Assistant D.A. Alexander Herman told Supreme Court Justice Mitchell Schweitzer today the state no longer wanted to prosecute George Whitmore for the Wylie-Hoffert murders, which occurred Aug. 28, 1963, because his confession “has now been demonstrated not to be fact.” Schweitzer signed the discharge order, but Whitmore still was not free. He faces trial for another murder in Brooklyn.

A 22-year-old drug addict and convicted burglar, Richard Robles (pictured center), was charged with homicide tonight in the brutal double slaying that shocked the city 18 months ago.

Robles lives eight blocks from the East Side apartment house in which the two girls were assaulted and stabbed to death. His arrest tonight, following three months of surveillance, stemmed from a tip given police last October by a fellow addict and pal of Robles who was arrested on an unrelated charge.

The second addict, Nathan Delaney, 35, told police Robles had come to his apartment the day of the killings, covered with blood and looking for a fix, and said: “I need a shot real bad. I just killed two women.”

Detectives obtained a court order to wiretap the apartments of Robles and Delaney and secured enough evidence to arrest him.

Robles had been released from Sing Sing prison only a month before the double slaying. Police said he had committed numerous burglaries and had been serving five to 10 years for assault and burglary when he was paroled.

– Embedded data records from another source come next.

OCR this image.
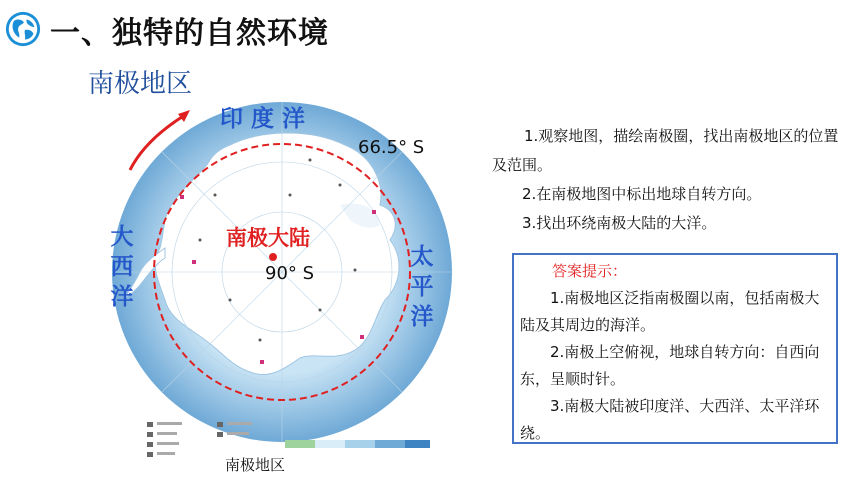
一、独特的自然环境
南极地区
印 度 洋
大
西
洋
太
平
洋
66.5° S
南极大陆
90° S
南极地区

1.观察地图，描绘南极圈，找出南极地区的位置及范围。

2.在南极地图中标出地球自转方向。

3.找出环绕南极大陆的大洋。

答案提示：

1.南极地区泛指南极圈以南，包括南极大陆及其周边的海洋。

2.南极上空俯视，地球自转方向：自西向东，呈顺时针。

3.南极大陆被印度洋、大西洋、太平洋环绕。
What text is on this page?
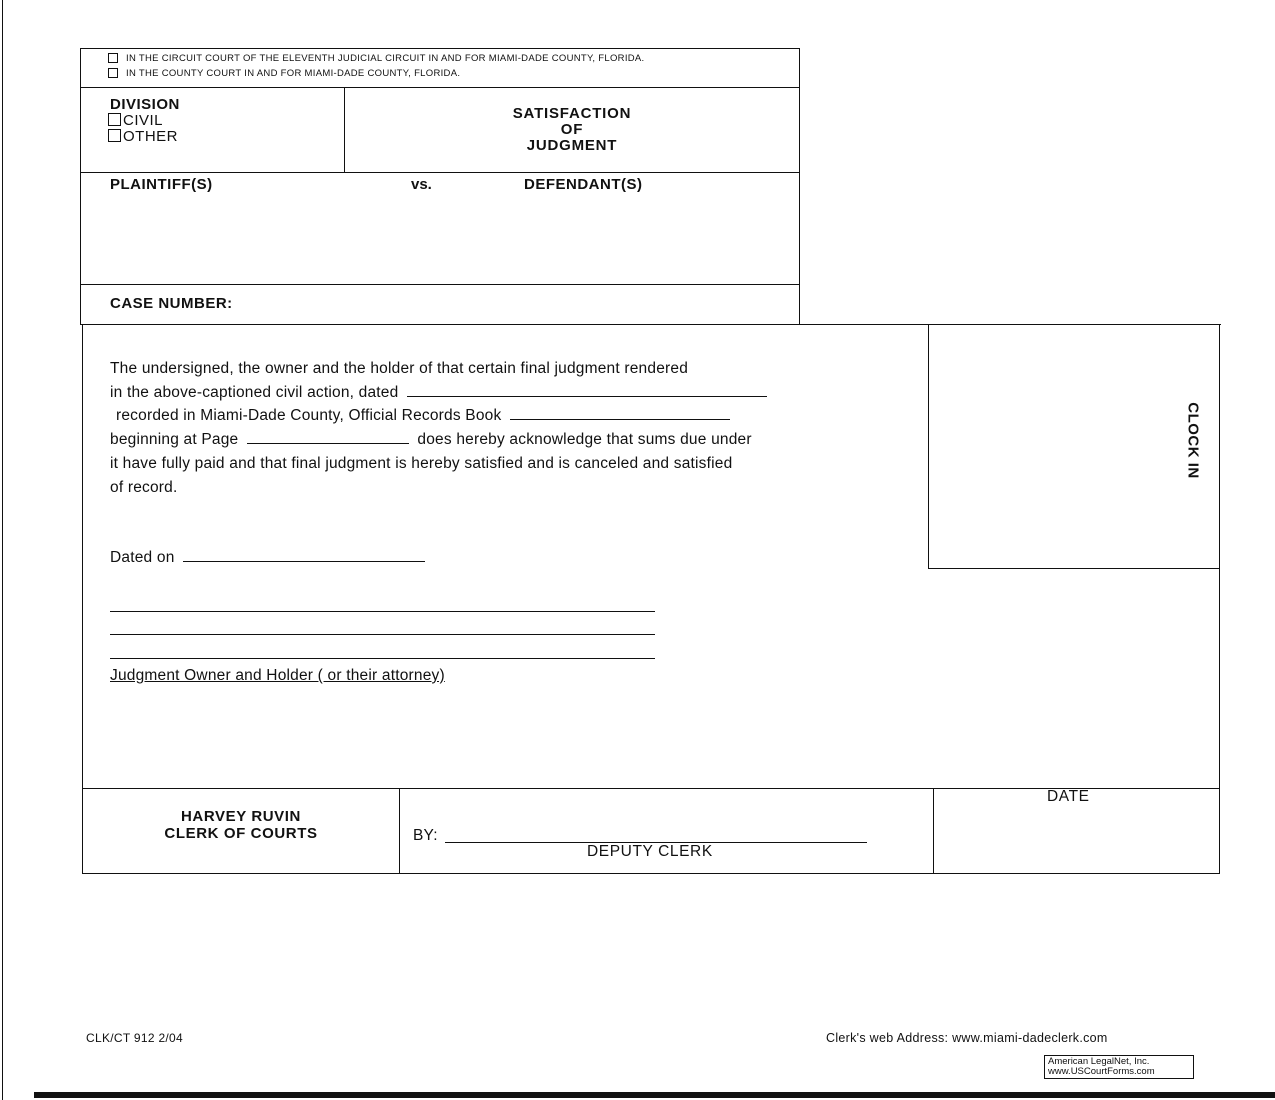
IN THE CIRCUIT COURT OF THE ELEVENTH JUDICIAL CIRCUIT IN AND FOR MIAMI-DADE COUNTY, FLORIDA.
IN THE COUNTY COURT IN AND FOR MIAMI-DADE COUNTY, FLORIDA.
DIVISION
CIVIL
OTHER
SATISFACTION
OF
JUDGMENT
PLAINTIFF(S)	vs.	DEFENDANT(S)
CASE NUMBER:
CLOCK IN
The undersigned, the owner and the holder of that certain final judgment rendered
in the above-captioned civil action, dated
recorded in Miami-Dade County, Official Records Book
beginning at Page	does hereby acknowledge that sums due under
it have fully paid and that final judgment is hereby satisfied and is canceled and satisfied
of record.
Dated on
Judgment Owner and Holder ( or their attorney)
HARVEY RUVIN
CLERK OF COURTS	BY:
DEPUTY CLERK
DATE
CLK/CT 912 2/04	Clerk's web Address: www.miami-dadeclerk.com
American LegalNet, Inc.
www.USCourtForms.com
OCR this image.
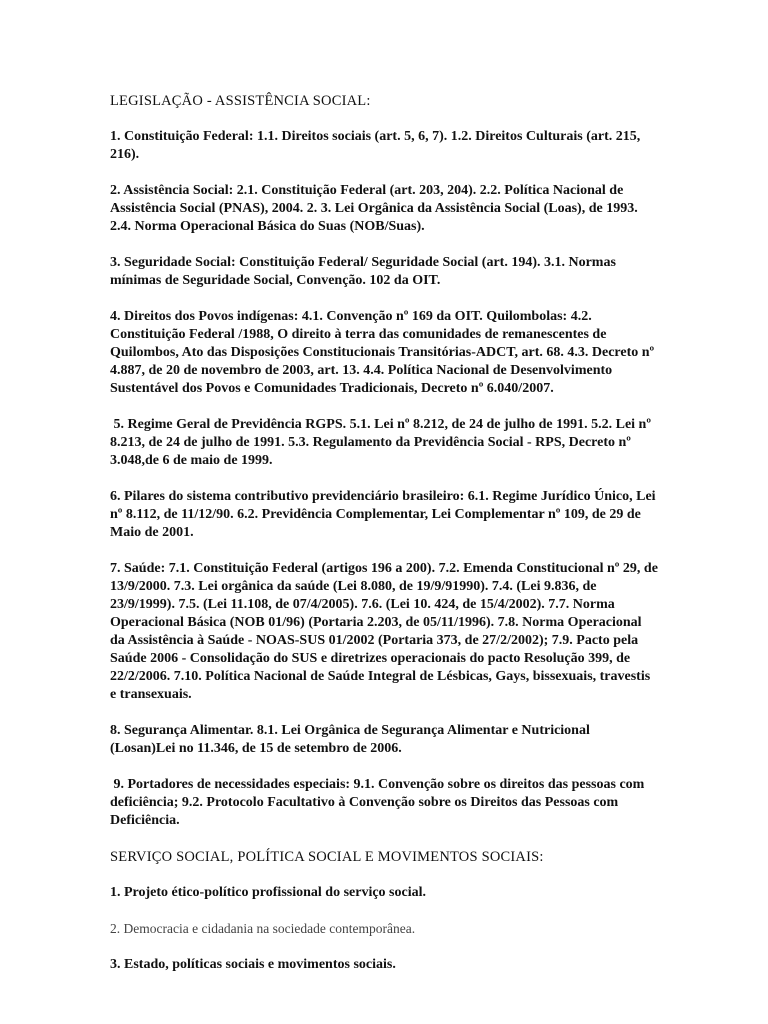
LEGISLAÇÃO - ASSISTÊNCIA SOCIAL:

1. Constituição Federal: 1.1. Direitos sociais (art. 5, 6, 7). 1.2. Direitos Culturais (art. 215, 216).

2. Assistência Social: 2.1. Constituição Federal (art. 203, 204). 2.2. Política Nacional de Assistência Social (PNAS), 2004. 2. 3. Lei Orgânica da Assistência Social (Loas), de 1993. 2.4. Norma Operacional Básica do Suas (NOB/Suas).

3. Seguridade Social: Constituição Federal/ Seguridade Social (art. 194). 3.1. Normas mínimas de Seguridade Social, Convenção. 102 da OIT.

4. Direitos dos Povos indígenas: 4.1. Convenção nº 169 da OIT. Quilombolas: 4.2. Constituição Federal /1988, O direito à terra das comunidades de remanescentes de Quilombos, Ato das Disposições Constitucionais Transitórias-ADCT, art. 68. 4.3. Decreto nº 4.887, de 20 de novembro de 2003, art. 13. 4.4. Política Nacional de Desenvolvimento Sustentável dos Povos e Comunidades Tradicionais, Decreto nº 6.040/2007.

5. Regime Geral de Previdência RGPS. 5.1. Lei nº 8.212, de 24 de julho de 1991. 5.2. Lei nº 8.213, de 24 de julho de 1991. 5.3. Regulamento da Previdência Social - RPS, Decreto nº 3.048,de 6 de maio de 1999.

6. Pilares do sistema contributivo previdenciário brasileiro: 6.1. Regime Jurídico Único, Lei nº 8.112, de 11/12/90. 6.2. Previdência Complementar, Lei Complementar nº 109, de 29 de Maio de 2001.

7. Saúde: 7.1. Constituição Federal (artigos 196 a 200). 7.2. Emenda Constitucional nº 29, de 13/9/2000. 7.3. Lei orgânica da saúde (Lei 8.080, de 19/9/91990). 7.4. (Lei 9.836, de 23/9/1999). 7.5. (Lei 11.108, de 07/4/2005). 7.6. (Lei 10. 424, de 15/4/2002). 7.7. Norma Operacional Básica (NOB 01/96) (Portaria 2.203, de 05/11/1996). 7.8. Norma Operacional da Assistência à Saúde - NOAS-SUS 01/2002 (Portaria 373, de 27/2/2002); 7.9. Pacto pela Saúde 2006 - Consolidação do SUS e diretrizes operacionais do pacto Resolução 399, de 22/2/2006. 7.10. Política Nacional de Saúde Integral de Lésbicas, Gays, bissexuais, travestis e transexuais.

8. Segurança Alimentar. 8.1. Lei Orgânica de Segurança Alimentar e Nutricional (Losan)Lei no 11.346, de 15 de setembro de 2006.

9. Portadores de necessidades especiais: 9.1. Convenção sobre os direitos das pessoas com deficiência; 9.2. Protocolo Facultativo à Convenção sobre os Direitos das Pessoas com Deficiência.

SERVIÇO SOCIAL, POLÍTICA SOCIAL E MOVIMENTOS SOCIAIS:

1. Projeto ético-político profissional do serviço social.

2. Democracia e cidadania na sociedade contemporânea.

3. Estado, políticas sociais e movimentos sociais.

Delaney told detectives Robles had been prowling in the building on the fatal day when he found the service entrance to the Wylie-Hoffert apartment open. When he entered, Miss Wylie, 21, an employee of Newsweek magazine and nice of author Philip Wylie, grabbed a bedsheet and wrapped it around herself. Detectives said the suspect molested Miss Wylie and then dragged her into the bedroom of Miss Hoffert, a schoolteacher, who was not in the apartment at that time.

When Miss Hoffert, 22, returned, the killer seized her and tied the girls together. At that point, according to Delaney, Miss Hoffert may have unwittingly provoked the killings. She allegedly shouted furiously: “I have seen you. I’ll remember you. You’re not going to get away with this.”

Stricken with panic, the suspect smashed the girls’ skulls with soda bottles and then stabbed them repeatedly, detectives said.

Delaney told detectives this story Oct. 3 after he was arrested in the killing of a dope pusher. They reportedly had Delaney coax the story out of Robles again after his apartment had been bugged.